How does a vector b in the column space come from a vector in the row space

linear algebra

I'm working through Gilbert Strang's Introduction to Linear Algebra book and am really confused by a paragraph from chapter 4.1 titled 'Orthogonality of the Four Subspaces'. The paragraph is as follows:

Every vector goes to the column space! Multiplying by A cannot do anything else. More than that: Every vector $b$ in the column space comes from one and only one vector $x_r$ in the row space. Proof: If $Ax_r = Ax'_r$, the difference $x_r – x'_r$ is in the nullspace. It is also in the row space, where $x_r$ and $x'_r$ came from. This difference must be the zero vector, because the nullspace and row space are perpendicular. Therefore $x_r = x'_r$.

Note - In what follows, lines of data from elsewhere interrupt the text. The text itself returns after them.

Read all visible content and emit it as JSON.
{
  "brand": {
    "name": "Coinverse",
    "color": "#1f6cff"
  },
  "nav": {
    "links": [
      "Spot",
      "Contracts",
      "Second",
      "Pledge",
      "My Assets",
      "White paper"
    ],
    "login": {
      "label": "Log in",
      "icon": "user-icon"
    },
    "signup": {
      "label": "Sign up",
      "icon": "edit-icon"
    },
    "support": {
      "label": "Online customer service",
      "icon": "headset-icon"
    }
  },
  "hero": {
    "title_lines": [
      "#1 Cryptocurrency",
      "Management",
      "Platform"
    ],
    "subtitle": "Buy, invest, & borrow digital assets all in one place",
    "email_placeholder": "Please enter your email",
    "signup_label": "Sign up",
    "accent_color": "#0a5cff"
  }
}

Further on in the book an exercise is given, where we have to demonstrate this using the following figure: Two pairs of orthogonal subspaces, with the following matrix: $A = \begin{bmatrix}1 & 2\\3 & 6\end{bmatrix}$. The column space of the matrix is: $(1, 3)$, and its row space is: $(1, 2)$. If I multiply A with the randomly chosen $x$ vector: $(1, 1)$, I arrive at $b = (3, 9)$. However, this $b$ seems unable to be recreated using a multiple of the row space vector: $(1, 2)$. I'm really confused by this. I also feel like I'm missing the meaning of the proof and am not familiar with the $'$ symbol in $Ax'_r$. Does it mean the transpose?

Any help would be greatly appreciated!

Best Answer

This theorem is strange, because its not always true... It only holds when the matrix $\mathbf{A}$ has full rank. So probably context is missing here.

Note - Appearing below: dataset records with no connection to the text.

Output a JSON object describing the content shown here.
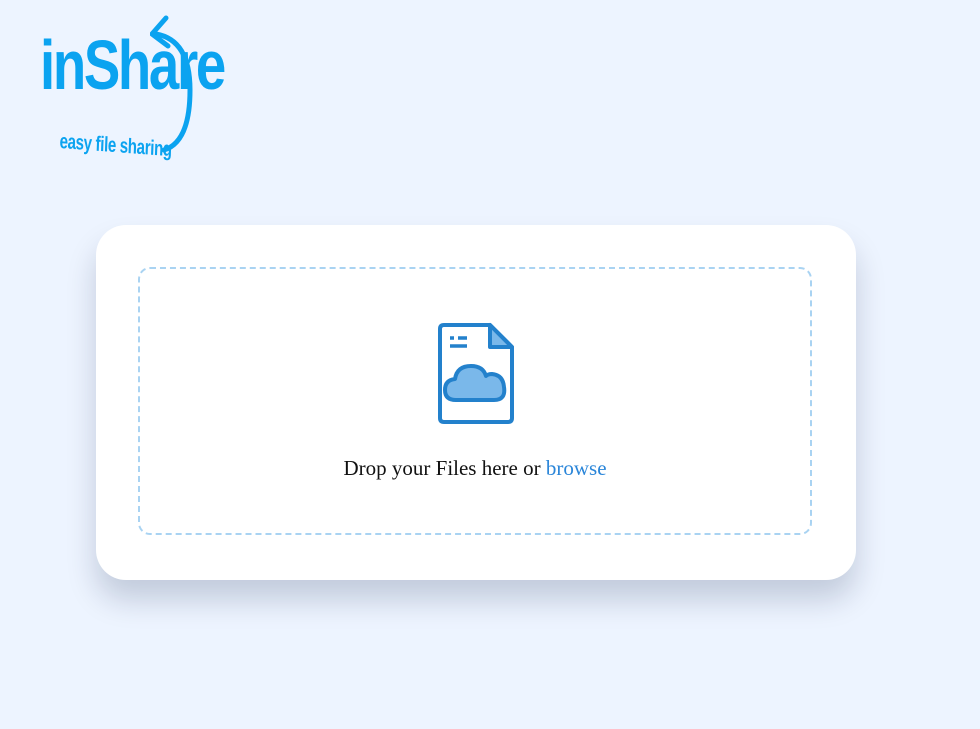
{
  "logo": {
    "wordmark": "inShare",
    "tagline": "easy file sharing",
    "color": "#0ba3f0"
  },
  "upload": {
    "icon": "file-cloud-icon",
    "drop_text": "Drop your Files here or",
    "browse_label": "browse",
    "accent": "#2b86d9",
    "border_color": "#a9d3f2"
  },
  "background": "#edf4ff"
}
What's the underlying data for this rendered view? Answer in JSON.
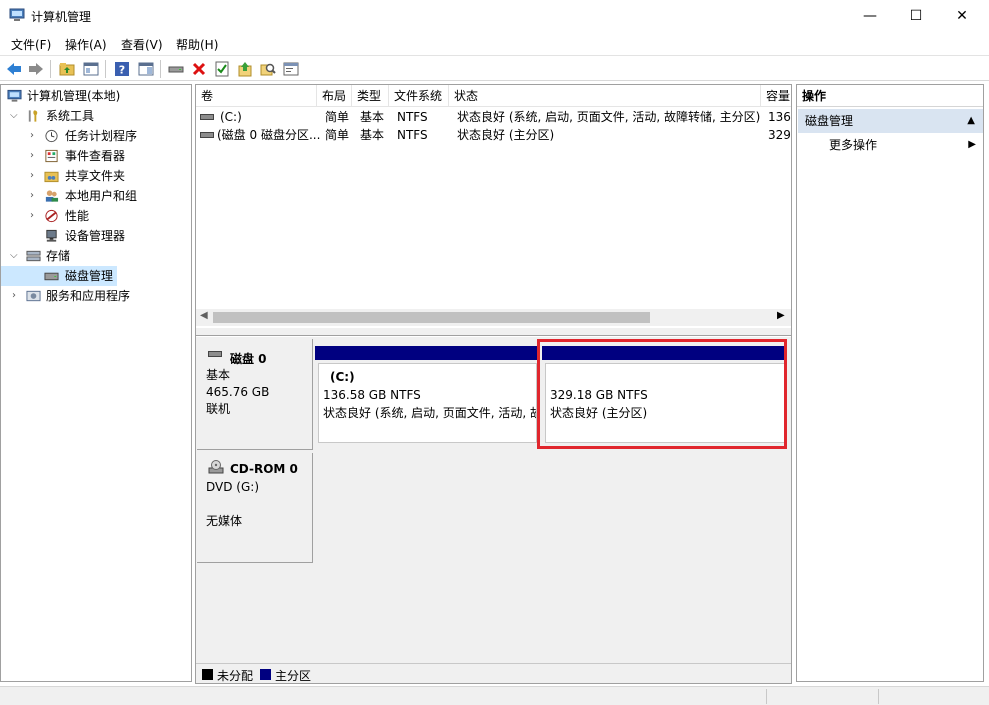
{
  "window": {
    "title": "计算机管理",
    "controls": {
      "minimize": "—",
      "maximize": "☐",
      "close": "✕"
    }
  },
  "menu": [
    "文件(F)",
    "操作(A)",
    "查看(V)",
    "帮助(H)"
  ],
  "tree": {
    "root": "计算机管理(本地)",
    "items": [
      {
        "label": "系统工具",
        "icon": "tools-icon"
      },
      {
        "label": "任务计划程序",
        "icon": "clock-icon"
      },
      {
        "label": "事件查看器",
        "icon": "event-viewer-icon"
      },
      {
        "label": "共享文件夹",
        "icon": "shared-folder-icon"
      },
      {
        "label": "本地用户和组",
        "icon": "users-icon"
      },
      {
        "label": "性能",
        "icon": "performance-icon"
      },
      {
        "label": "设备管理器",
        "icon": "device-manager-icon"
      },
      {
        "label": "存储",
        "icon": "storage-icon"
      },
      {
        "label": "磁盘管理",
        "icon": "disk-management-icon"
      },
      {
        "label": "服务和应用程序",
        "icon": "services-icon"
      }
    ]
  },
  "volumes": {
    "columns": [
      "卷",
      "布局",
      "类型",
      "文件系统",
      "状态",
      "容量"
    ],
    "rows": [
      [
        "(C:)",
        "简单",
        "基本",
        "NTFS",
        "状态良好 (系统, 启动, 页面文件, 活动, 故障转储, 主分区)",
        "136"
      ],
      [
        "(磁盘 0 磁盘分区...",
        "简单",
        "基本",
        "NTFS",
        "状态良好 (主分区)",
        "329"
      ]
    ]
  },
  "disks": [
    {
      "name": "磁盘 0",
      "type": "基本",
      "size": "465.76 GB",
      "status": "联机",
      "partitions": [
        {
          "label": "(C:)",
          "size": "136.58 GB NTFS",
          "status": "状态良好 (系统, 启动, 页面文件, 活动, 故"
        },
        {
          "label": "",
          "size": "329.18 GB NTFS",
          "status": "状态良好 (主分区)"
        }
      ]
    },
    {
      "name": "CD-ROM 0",
      "type": "DVD (G:)",
      "status": "无媒体"
    }
  ],
  "legend": [
    {
      "label": "未分配",
      "color": "#000000"
    },
    {
      "label": "主分区",
      "color": "#000080"
    }
  ],
  "actions": {
    "title": "操作",
    "section": "磁盘管理",
    "more": "更多操作"
  }
}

Anyway, to your question: The row space that is spanned by your example matrix is NOT $$\text{span}\left(\begin{bmatrix}1\\2\end{bmatrix}\right),$$ it is $$\text{span}\left(\begin{bmatrix}1\\2\end{bmatrix}, \begin{bmatrix}3\\6\end{bmatrix}\right).$$

You have two linear independent rows (this is important for the theorem to work!), so you can span $\mathbb{R^2}$.

But the underlying meaning here is: $$\mathbf{A}\begin{bmatrix}x_1\\x_2\end{bmatrix}=\mathbf{A}_1x_1+\mathbf{A}_2x_2$$ That means that regardless of what you put in as $x$, you will get a linear combination of the columns of $\mathbf{A}$, so you are in the column space of $\mathbf{A}$.

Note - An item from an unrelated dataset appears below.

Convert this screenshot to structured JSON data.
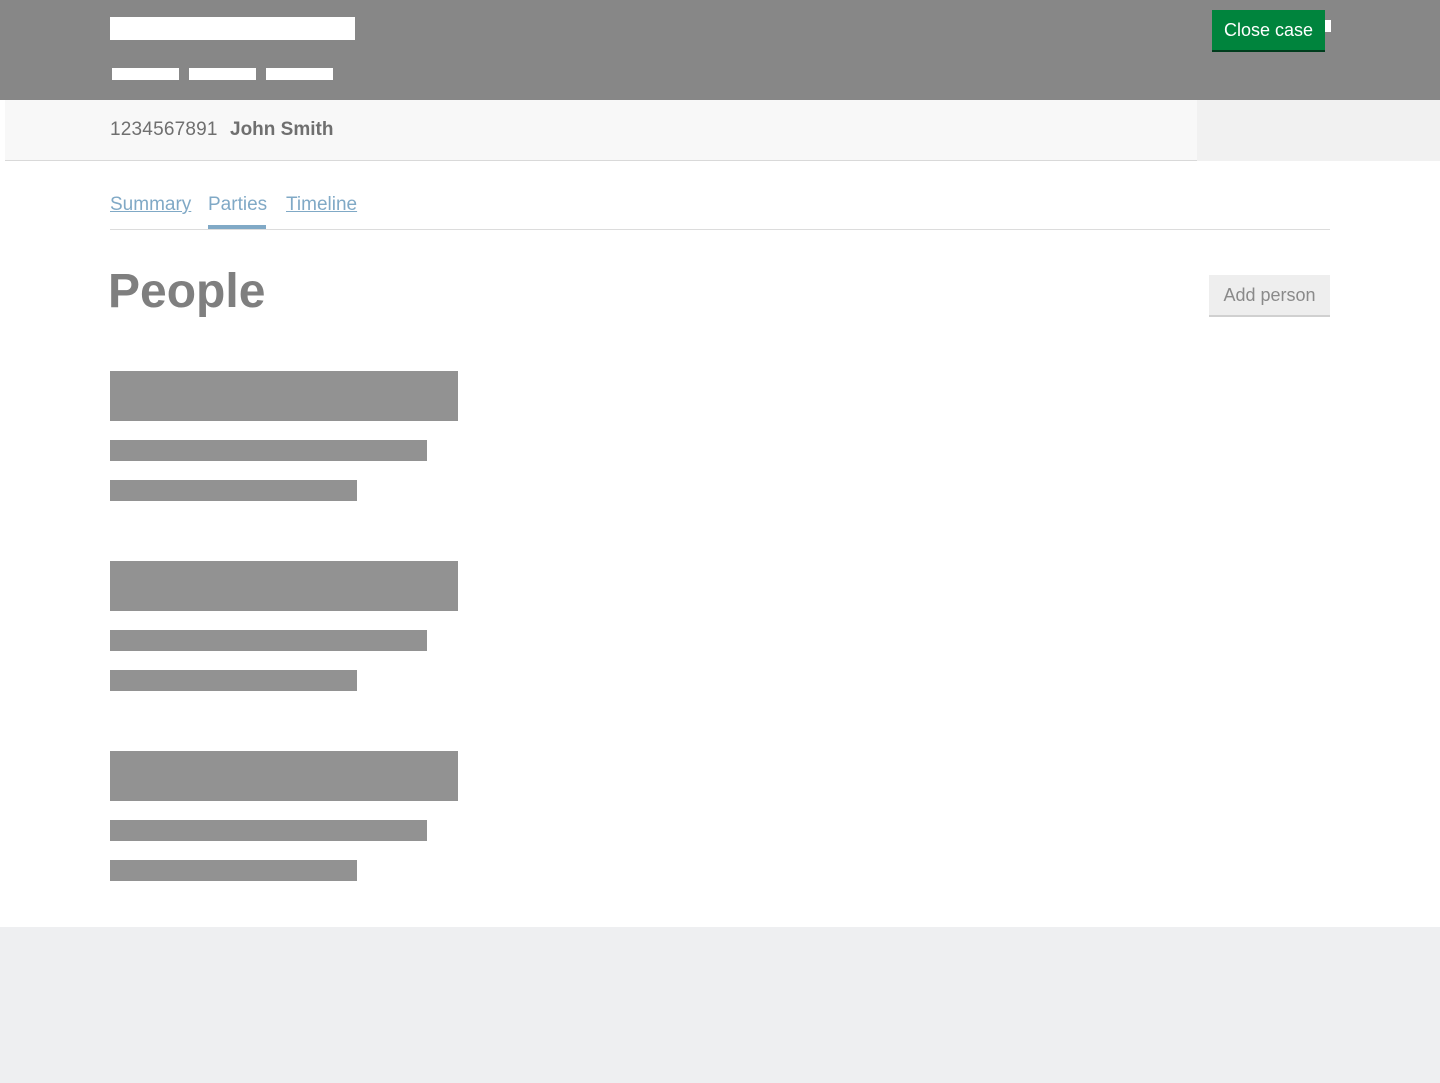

The theorem now says that if you columns are linear independent, for each element in the column space there is exactly one $\begin{bmatrix}x_1\\x_2\end{bmatrix}$ that will lead to this vector by computing $\mathbf{A}\begin{bmatrix}x_1\\x_2\end{bmatrix}$.

If that is not true, then you have a null space of $\mathbf{A}$, but the null space will always be orthogonal to the column space of $\mathbf{A}$.

I hope that cleared some things up. If not, please ask!